We also want to make the onboarding easier for new Build team members (beards are not required by the way).
And one of the key ways we do this is with Infrastructure as Code. If you haven’t used Ansible before, it’s a way of automating machine setup and configuration. Basically it’s like the set of bash scripts you have to set up your machines, but much much more complicated and full-featured.
The other great thing about this is that anyone can set up their own machines to build and run Node with the same scripts. I mentioned that we do our own builds of Node at IBM, well we’re working on making our machine configuration use the community one.
And now we come to the second part of our talk, the quest.
We want to reduce the barrier to entry, and increase the pool of people who can fix Node infra issues.
So, this is the job that builds Node releases. I'll give you time to read through this. Editing this file is a bit like coding in the dark, you’re wandering around a job that goes on … (and on)
(goes on) … and on .
Another problem with Jenkins was that you had to enter the configuration information in the job itself. Everything is stored in a giant XML file, which is pretty hard to read, and pretty much impossible to edit.
As a general rule, if it’s not code stored in a Git repo with Pull Requests, it’s invisible (and it rots).
Fortunately the folks at Jenkins have been working hard on a solution.
It’s called pipelines. A pipeline allows you to put all the configuration in a Jenkinsfile stored in Git, basically like a travis.yml on steroids.
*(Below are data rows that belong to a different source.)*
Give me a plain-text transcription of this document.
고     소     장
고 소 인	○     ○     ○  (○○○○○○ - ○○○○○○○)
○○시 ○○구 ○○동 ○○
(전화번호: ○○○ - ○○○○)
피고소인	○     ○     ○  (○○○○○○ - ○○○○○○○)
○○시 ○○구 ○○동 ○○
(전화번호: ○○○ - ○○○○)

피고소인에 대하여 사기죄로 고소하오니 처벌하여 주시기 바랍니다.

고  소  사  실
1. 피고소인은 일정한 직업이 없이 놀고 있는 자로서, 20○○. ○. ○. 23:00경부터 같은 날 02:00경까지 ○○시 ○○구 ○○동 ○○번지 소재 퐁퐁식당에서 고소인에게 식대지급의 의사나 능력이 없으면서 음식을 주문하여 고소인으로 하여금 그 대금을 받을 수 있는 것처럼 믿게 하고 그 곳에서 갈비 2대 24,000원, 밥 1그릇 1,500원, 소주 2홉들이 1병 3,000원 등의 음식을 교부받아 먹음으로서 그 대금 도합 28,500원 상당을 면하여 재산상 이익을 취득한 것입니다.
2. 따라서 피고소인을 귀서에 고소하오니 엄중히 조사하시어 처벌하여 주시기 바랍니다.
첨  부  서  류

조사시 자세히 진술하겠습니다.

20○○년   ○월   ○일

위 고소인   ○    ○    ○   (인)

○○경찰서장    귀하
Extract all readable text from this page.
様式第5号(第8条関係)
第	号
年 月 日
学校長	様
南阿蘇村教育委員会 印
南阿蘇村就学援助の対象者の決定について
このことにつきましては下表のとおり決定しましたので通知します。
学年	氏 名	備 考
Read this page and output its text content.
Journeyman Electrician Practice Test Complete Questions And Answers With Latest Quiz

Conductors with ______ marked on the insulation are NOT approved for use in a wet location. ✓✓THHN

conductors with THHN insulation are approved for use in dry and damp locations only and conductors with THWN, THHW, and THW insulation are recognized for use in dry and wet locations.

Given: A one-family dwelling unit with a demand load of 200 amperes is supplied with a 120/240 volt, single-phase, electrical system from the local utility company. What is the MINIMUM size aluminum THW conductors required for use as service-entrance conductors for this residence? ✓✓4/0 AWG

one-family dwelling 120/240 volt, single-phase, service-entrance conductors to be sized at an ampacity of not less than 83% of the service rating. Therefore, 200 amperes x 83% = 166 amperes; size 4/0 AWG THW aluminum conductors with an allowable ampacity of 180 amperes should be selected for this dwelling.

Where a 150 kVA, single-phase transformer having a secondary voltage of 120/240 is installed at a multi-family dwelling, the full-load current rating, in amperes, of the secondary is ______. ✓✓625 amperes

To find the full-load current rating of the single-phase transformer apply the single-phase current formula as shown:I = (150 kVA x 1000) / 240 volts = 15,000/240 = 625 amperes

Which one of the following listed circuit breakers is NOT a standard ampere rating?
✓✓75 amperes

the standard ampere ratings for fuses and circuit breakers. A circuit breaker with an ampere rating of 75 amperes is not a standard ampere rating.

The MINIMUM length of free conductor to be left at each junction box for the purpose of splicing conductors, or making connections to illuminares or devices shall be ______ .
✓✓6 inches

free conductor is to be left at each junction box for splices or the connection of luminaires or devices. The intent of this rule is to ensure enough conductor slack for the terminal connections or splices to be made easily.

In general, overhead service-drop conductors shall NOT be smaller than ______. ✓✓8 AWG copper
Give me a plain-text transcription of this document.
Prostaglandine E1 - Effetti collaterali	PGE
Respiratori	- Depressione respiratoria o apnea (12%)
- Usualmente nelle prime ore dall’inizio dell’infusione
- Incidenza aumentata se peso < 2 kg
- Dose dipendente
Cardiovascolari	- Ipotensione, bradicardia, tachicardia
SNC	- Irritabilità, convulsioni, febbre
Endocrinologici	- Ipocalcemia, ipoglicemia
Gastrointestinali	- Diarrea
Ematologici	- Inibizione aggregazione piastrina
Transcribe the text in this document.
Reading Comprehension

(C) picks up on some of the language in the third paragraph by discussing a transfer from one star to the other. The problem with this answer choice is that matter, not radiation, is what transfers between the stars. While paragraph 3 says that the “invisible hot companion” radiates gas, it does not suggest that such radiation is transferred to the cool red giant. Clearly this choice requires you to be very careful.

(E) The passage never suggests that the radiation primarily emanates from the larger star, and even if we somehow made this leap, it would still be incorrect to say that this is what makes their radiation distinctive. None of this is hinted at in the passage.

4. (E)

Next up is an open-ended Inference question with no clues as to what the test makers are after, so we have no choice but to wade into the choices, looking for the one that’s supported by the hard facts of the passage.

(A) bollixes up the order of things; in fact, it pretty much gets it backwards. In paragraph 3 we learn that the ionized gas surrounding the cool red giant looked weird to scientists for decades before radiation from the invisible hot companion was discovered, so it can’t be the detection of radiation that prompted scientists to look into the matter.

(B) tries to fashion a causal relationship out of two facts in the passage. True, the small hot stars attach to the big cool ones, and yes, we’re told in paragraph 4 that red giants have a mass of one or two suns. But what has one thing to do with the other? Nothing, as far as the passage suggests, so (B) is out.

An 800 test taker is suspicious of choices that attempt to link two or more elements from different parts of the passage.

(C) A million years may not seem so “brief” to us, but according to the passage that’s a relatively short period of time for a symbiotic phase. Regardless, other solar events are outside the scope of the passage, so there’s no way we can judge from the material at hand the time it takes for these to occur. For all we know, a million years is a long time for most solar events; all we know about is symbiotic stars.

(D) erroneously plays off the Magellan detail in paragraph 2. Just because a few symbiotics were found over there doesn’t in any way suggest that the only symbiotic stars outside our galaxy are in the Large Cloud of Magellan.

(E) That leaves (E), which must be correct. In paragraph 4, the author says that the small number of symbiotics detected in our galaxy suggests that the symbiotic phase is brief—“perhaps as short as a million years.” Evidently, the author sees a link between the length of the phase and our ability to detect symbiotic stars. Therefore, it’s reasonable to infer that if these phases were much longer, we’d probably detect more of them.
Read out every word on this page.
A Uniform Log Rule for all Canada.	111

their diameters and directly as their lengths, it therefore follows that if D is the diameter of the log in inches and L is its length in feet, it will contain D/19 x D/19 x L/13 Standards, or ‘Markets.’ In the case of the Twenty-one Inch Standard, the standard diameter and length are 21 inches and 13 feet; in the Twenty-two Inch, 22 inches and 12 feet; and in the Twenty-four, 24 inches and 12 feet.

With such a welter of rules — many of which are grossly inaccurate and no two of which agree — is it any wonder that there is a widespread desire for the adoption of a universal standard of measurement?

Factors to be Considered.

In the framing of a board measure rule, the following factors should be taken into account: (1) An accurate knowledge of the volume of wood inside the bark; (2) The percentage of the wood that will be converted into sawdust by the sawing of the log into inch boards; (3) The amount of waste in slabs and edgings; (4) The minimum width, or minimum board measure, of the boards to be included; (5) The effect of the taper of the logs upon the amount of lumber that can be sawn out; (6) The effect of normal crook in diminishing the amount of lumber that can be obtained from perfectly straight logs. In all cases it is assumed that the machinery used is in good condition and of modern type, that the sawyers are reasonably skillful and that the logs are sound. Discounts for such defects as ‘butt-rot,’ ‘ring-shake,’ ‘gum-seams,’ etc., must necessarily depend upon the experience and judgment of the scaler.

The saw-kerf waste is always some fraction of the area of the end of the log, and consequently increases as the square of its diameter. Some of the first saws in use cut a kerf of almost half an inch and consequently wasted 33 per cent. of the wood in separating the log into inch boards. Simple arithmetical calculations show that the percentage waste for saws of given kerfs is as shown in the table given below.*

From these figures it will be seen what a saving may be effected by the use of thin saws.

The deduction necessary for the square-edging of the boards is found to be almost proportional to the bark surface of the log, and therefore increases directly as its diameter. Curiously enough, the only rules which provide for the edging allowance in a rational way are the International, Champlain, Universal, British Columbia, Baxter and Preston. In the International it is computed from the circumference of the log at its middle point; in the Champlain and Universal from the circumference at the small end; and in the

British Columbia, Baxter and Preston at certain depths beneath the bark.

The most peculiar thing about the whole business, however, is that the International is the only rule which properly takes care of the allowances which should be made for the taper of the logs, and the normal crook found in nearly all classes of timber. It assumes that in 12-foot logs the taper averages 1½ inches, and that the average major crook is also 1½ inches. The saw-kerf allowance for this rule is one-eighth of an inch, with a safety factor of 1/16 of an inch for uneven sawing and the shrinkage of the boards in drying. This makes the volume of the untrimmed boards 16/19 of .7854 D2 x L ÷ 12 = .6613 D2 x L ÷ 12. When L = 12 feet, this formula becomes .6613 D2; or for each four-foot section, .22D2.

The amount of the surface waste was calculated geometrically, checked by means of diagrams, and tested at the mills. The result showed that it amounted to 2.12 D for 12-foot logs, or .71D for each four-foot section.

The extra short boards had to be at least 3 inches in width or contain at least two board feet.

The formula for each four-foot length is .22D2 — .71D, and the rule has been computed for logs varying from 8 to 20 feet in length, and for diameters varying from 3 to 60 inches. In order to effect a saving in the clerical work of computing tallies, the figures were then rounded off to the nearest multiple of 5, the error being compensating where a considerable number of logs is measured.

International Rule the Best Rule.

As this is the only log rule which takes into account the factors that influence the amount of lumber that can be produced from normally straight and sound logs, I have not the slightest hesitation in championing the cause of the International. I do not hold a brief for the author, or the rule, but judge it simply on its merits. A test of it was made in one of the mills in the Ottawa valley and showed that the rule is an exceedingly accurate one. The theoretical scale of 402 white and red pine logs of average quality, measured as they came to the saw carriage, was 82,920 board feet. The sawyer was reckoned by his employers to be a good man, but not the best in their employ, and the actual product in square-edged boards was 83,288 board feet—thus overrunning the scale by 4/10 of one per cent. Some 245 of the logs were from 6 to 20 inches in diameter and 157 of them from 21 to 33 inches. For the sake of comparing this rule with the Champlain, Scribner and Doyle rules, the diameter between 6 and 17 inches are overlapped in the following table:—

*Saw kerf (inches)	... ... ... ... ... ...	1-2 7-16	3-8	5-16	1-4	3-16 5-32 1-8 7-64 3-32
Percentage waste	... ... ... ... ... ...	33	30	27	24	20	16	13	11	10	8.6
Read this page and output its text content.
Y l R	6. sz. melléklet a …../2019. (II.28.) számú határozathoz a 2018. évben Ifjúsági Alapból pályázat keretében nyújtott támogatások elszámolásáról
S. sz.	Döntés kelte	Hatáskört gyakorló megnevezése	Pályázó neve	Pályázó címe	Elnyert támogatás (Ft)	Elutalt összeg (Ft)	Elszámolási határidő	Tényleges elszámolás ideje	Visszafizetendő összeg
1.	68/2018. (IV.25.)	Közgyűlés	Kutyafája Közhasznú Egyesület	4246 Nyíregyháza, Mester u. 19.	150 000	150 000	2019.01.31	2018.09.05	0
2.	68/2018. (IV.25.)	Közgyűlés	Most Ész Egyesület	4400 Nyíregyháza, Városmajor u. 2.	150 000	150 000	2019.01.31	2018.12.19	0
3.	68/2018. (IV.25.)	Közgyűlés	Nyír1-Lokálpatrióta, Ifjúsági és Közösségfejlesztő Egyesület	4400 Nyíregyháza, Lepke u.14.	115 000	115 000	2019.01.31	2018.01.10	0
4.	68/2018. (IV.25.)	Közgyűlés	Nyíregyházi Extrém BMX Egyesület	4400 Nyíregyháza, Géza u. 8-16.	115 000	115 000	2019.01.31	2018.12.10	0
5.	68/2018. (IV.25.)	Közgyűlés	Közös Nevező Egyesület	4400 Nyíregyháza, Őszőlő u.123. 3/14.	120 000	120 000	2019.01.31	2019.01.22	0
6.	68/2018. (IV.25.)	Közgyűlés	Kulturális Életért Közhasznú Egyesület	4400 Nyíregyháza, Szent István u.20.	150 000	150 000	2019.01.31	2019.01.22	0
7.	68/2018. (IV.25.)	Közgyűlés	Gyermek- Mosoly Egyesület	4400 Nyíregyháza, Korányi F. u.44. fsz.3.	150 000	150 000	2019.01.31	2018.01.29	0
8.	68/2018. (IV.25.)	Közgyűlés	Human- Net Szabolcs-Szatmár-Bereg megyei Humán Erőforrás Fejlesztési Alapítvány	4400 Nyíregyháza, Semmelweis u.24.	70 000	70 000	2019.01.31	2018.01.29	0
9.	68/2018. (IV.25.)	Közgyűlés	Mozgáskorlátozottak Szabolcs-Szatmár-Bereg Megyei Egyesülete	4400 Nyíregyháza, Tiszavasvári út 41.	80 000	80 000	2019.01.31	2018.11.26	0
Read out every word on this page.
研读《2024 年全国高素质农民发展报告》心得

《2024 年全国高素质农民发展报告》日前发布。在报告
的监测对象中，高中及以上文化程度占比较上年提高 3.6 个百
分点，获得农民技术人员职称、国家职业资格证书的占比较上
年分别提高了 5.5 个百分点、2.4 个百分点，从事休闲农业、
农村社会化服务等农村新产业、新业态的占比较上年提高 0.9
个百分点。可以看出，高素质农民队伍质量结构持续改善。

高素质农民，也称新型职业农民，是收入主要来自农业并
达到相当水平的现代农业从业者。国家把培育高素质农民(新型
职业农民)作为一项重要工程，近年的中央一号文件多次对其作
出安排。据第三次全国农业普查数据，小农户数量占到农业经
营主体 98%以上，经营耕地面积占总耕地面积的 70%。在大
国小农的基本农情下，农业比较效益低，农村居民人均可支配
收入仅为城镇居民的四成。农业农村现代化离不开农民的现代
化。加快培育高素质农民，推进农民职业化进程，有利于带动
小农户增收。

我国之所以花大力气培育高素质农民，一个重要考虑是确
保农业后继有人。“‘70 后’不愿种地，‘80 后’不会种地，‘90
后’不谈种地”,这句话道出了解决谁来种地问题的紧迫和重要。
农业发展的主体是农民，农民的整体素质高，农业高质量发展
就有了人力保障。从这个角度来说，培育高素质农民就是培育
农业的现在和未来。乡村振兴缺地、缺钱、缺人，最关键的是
It also allows us to open up our jobs for anyone to contribute to.
Visibility is important, take this code for example. Can you spot the issue with it?
I’ll give you a hint, it works fine now, but it’s going to start to cause problems around April next year.
The issue is that the NODE_VERSION code just takes the first character from the Node version, so Node 10.0.0 will become Node 1.x
The point of this isn’t to shame the person who wrote it, the point is that with enough eyeballs, all bugs are shallow.
Also there’s no git blame, so I can’t find out who wrote it to shame them.
So, the problem with Jenkins pipelines is that they’re new technology, no-one in the current build team has much experience with them. So this is where you come in. If you’ve used pipelines before, or you’re willing to learn, then please come and get involved.
Shout-out to Jon, who magically showed up and raised this issue a week after we decided in a meeting that we should probably look at this pipeline stuff. Help with this would be really amazing, so come talk to us.
Imagine that you’re a node collaborator like Brian, and you get this error when you try to run CI on your Pull Request. What do you do?
If you’re an experienced sysadmin you would ssh into the machine and … (do stuff)
(and) … do stuff until it’s fixed.
But what if there was a better, no prior knowledge solution?
Ansible scripts, especially when run through a graphical interface like Ansible Tower, allow you to simplify most problems down to “Click button to reprovision machine”
Not all the stuff we do is managing machines. One of the things we want to do is have a really nice Sponsors page on the website, to properly thank our sponsors. Being in the Build WG readme is pretty great, but how many people have actually seen the build WG readme?
This is something where a frontend developer could probably make something really nice in five minutes, whereas I’d flail around for half an hour and make some monstrosity.
This is an example of something another open-source project did. It looks really professional, and it’d be great to have something like that.
By the way, if you haven’t tried out the new superfast firefox nightly, I recommend checking it out.
So, to wrap up there’s loads of really exciting stuff we’re doing at the Build working group, and we’d really like your help.